= John Healey (translator) =

English translator

John Healey (died 1610) was an English translator. Among scanty biographical facts, according to a statement by his friend the printer Thomas Thorpe, Healey was ill in 1609 and was dead in the following year.

==Works==
To three of his translations, Thomas Thorpe, the printer of Shakespeare's sonnets, prefixed dedications. His works are:
- ‘Philip Mornay, Lord of Plessis, his Teares. For the death of his Sonne. Unto his Wife, Charlotte Baliste. Englished by John Healey. London (G. Eld),’ 1609. Healey dedicates this tract to ‘my most honoured and constant friend, Maister John Coventry,’ with whom he has ‘thus long sayled in a deepe darke sea of misfortune.’
- ‘The Discovery of a Newe World, or a Descripcon of the South Indyes hitherto unknowne. By an English Mercury. London, for Ed. Blount and W. Barrett,’ n.d. This was entered to Thomas Thorpe in the ‘Stationers' Register’ on 18 January 1609. It is a humorous version in English of Joseph Hall's satire Mundus Alter et Idem.
- ‘Epictetus his Manuall And Cebes his Table.

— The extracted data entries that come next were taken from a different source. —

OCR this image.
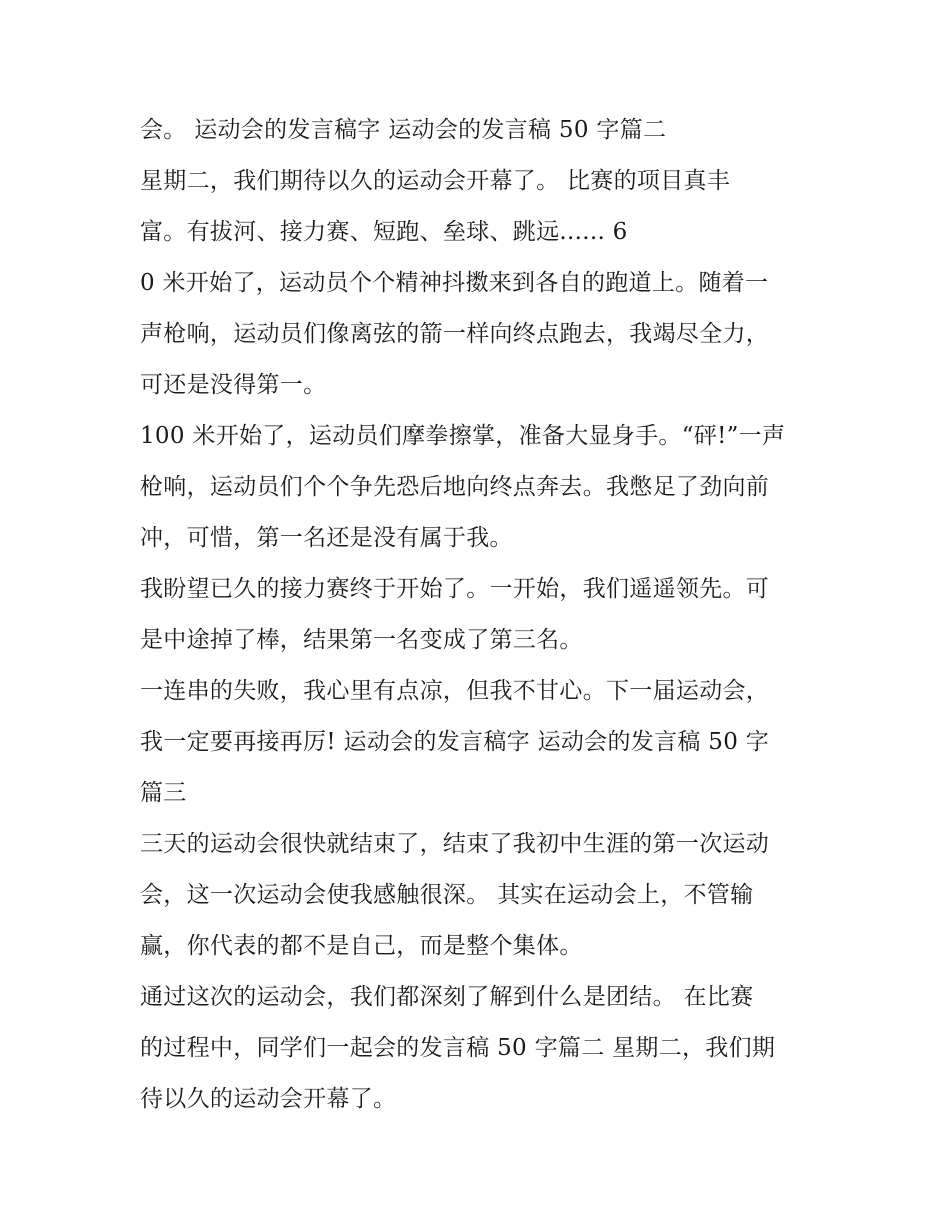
会。 运动会的发言稿字 运动会的发言稿 50 字篇二
星期二，我们期待以久的运动会开幕了。 比赛的项目真丰
富。有拔河、接力赛、短跑、垒球、跳远...... 6
0 米开始了，运动员个个精神抖擞来到各自的跑道上。随着一
声枪响，运动员们像离弦的箭一样向终点跑去，我竭尽全力，
可还是没得第一。
100 米开始了，运动员们摩拳擦掌，准备大显身手。“砰!”一声
枪响，运动员们个个争先恐后地向终点奔去。我憋足了劲向前
冲，可惜，第一名还是没有属于我。
我盼望已久的接力赛终于开始了。一开始，我们遥遥领先。可
是中途掉了棒，结果第一名变成了第三名。
一连串的失败，我心里有点凉，但我不甘心。下一届运动会，
我一定要再接再厉! 运动会的发言稿字 运动会的发言稿 50 字
篇三
三天的运动会很快就结束了，结束了我初中生涯的第一次运动
会，这一次运动会使我感触很深。 其实在运动会上，不管输
赢，你代表的都不是自己，而是整个集体。
通过这次的运动会，我们都深刻了解到什么是团结。 在比赛
的过程中，同学们一起会的发言稿 50 字篇二 星期二，我们期
待以久的运动会开幕了。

Out of the Greeke Originall by Jo. Healey. Printed for Th. Thorpe,’ 1610, 24mo. This contains a dedication by ‘Th. Th.’ (Thomas Thorpe) to John Florio, who is said to have ‘procured an impregnable protection’ for Healey's ‘apprentises essay.’ A second edition appeared in 1616 (printed by George Purslowe for Edward Blount), to which a version of Theophrastus's ‘Characters,’ separately paged, was added. A dedication by Thorpe to the Earl of Pembroke takes the place of the dedication to Florio.
- ‘St. Augustine of the Citie of God: with the learned Commentarie of Jo. Lod. Vives. Englished by J. H.,’ London (George Eld), 1610, folio. The dedication by Thorpe to William, earl of Pembroke, speaks of Healey as dead, and apologises for consequent imperfections in the translation. A second edition, revised, was issued in 1620, with a new dedication by William Crashaw (the father of the poet) to Pembroke and his brother Philip. Healey followed the elaborate edition of Juan Luis Vives, translating his commentary, and turning into English verse the numerous quotations by St. Augustine and by Vives from Greek and Latin poets. It was the only English translation of The City of God until the appearance in 1871 and following years of a translation of all Augustine's works under the editorship of Dr. Marcus Dods. Dods, in his preface to the ‘De Civitate Dei,’ speaks of Healey's translation as ‘exceptionally bad.’ The ‘Epictetus’ is terse and clear, and the cumbrous periods of the ‘City of God’ are typical Elizabethan prose. A reprint of the 1610 edition of the ‘City of God,’ without the commentary of Vives, was published in the ‘Ancient and Modern Library of Theological Literature’ (2 vols. 1890).